Public confidence in nuclear power generation was shattered.
The clean-up effort took nearly 14 years and $1 billion dollars.
Three Mile Island served as a wake-up call that we had become complacent on nuclear safety.
After the accident, the NRC, Congress, and the nuclear industry took a hard look at what we needed to do to make this industry safe and gain back the public’s trust.
Under the direction of the NRC, the industry made sweeping changes.
Today the nation’s 104 operating nuclear reactors maintain high levels of safety and reliability.
Our plants have also become much more efficient over the past thirty years. As a result, we have been able to almost double our generation capacity since 1979.
These changes have given the nuclear industry one of the best safety records of any industry in the United States.
Now Americans realize that nuclear power can provide reliable energy, and can do it without polluting.

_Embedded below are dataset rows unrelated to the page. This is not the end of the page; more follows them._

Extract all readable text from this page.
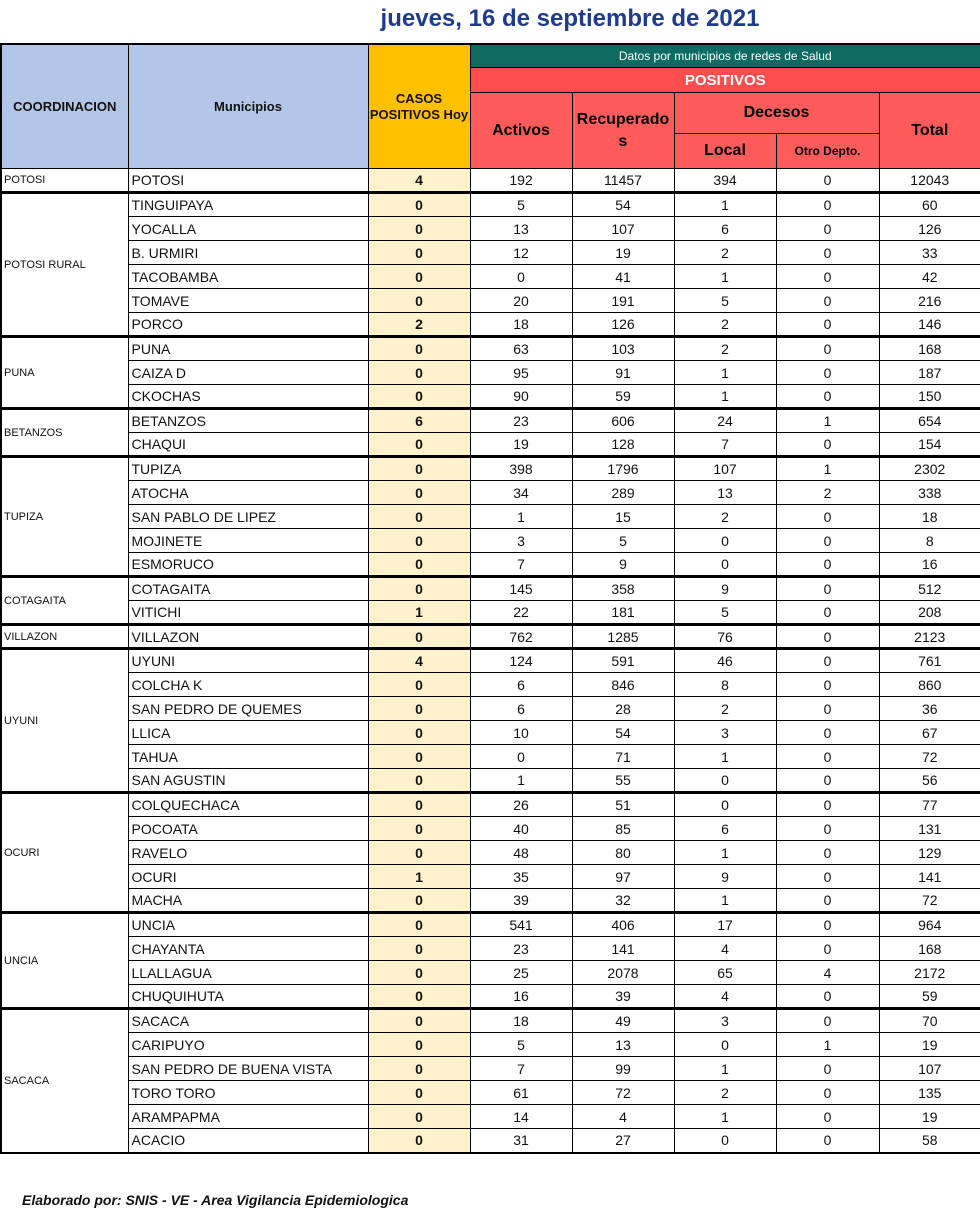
jueves, 16 de septiembre de 2021
COORDINACION	Municipios	CASOS POSITIVOS Hoy	Datos por municipios de redes de Salud				
			POSITIVOS				
			Activos	Recuperado s	Decesos		Total
					Local	Otro Depto.	
POTOSI	POTOSI	4	192	11457	394	0	12043
POTOSI RURAL	TINGUIPAYA	0	5	54	1	0	60
	YOCALLA	0	13	107	6	0	126
	B. URMIRI	0	12	19	2	0	33
	TACOBAMBA	0	0	41	1	0	42
	TOMAVE	0	20	191	5	0	216
	PORCO	2	18	126	2	0	146
PUNA	PUNA	0	63	103	2	0	168
	CAIZA D	0	95	91	1	0	187
	CKOCHAS	0	90	59	1	0	150
BETANZOS	BETANZOS	6	23	606	24	1	654
	CHAQUI	0	19	128	7	0	154
TUPIZA	TUPIZA	0	398	1796	107	1	2302
	ATOCHA	0	34	289	13	2	338
	SAN PABLO DE LIPEZ	0	1	15	2	0	18
	MOJINETE	0	3	5	0	0	8
	ESMORUCO	0	7	9	0	0	16
COTAGAITA	COTAGAITA	0	145	358	9	0	512
	VITICHI	1	22	181	5	0	208
VILLAZON	VILLAZON	0	762	1285	76	0	2123
UYUNI	UYUNI	4	124	591	46	0	761
	COLCHA K	0	6	846	8	0	860
	SAN PEDRO DE QUEMES	0	6	28	2	0	36
	LLICA	0	10	54	3	0	67
	TAHUA	0	0	71	1	0	72
	SAN AGUSTIN	0	1	55	0	0	56
OCURI	COLQUECHACA	0	26	51	0	0	77
	POCOATA	0	40	85	6	0	131
	RAVELO	0	48	80	1	0	129
	OCURI	1	35	97	9	0	141
	MACHA	0	39	32	1	0	72
UNCIA	UNCIA	0	541	406	17	0	964
	CHAYANTA	0	23	141	4	0	168
	LLALLAGUA	0	25	2078	65	4	2172
	CHUQUIHUTA	0	16	39	4	0	59
SACACA	SACACA	0	18	49	3	0	70
	CARIPUYO	0	5	13	0	1	19
	SAN PEDRO DE BUENA VISTA	0	7	99	1	0	107
	TORO TORO	0	61	72	2	0	135
	ARAMPAPMA	0	14	4	1	0	19
	ACACIO	0	31	27	0	0	58
Elaborado por: SNIS - VE - Area Vigilancia Epidemiologica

Reducing our country’s dependence on fossil fuels - we will need to capture the winds off the shores of Delaware, the sun rays in Nevada, and the CO2 off the coal plants in West Virginia. We will need to plug-in our cars in Detroit. But we will also need nuclear power.
We will need nuclear power to help us meet our clean air goals and our climate goals.
But any support for the nuclear industry will vanish if another nuclear accident occurs.
Without a safe nuclear industry, there will be no nuclear industry.
As the oversight committee on nuclear safety, it is our job to make certain that the NRC and everyone who works in a nuclear power plant knows safety is the number one priority.
Only with a safety-focused nuclear industry can America reap the benefits of clean, safe nuclear power.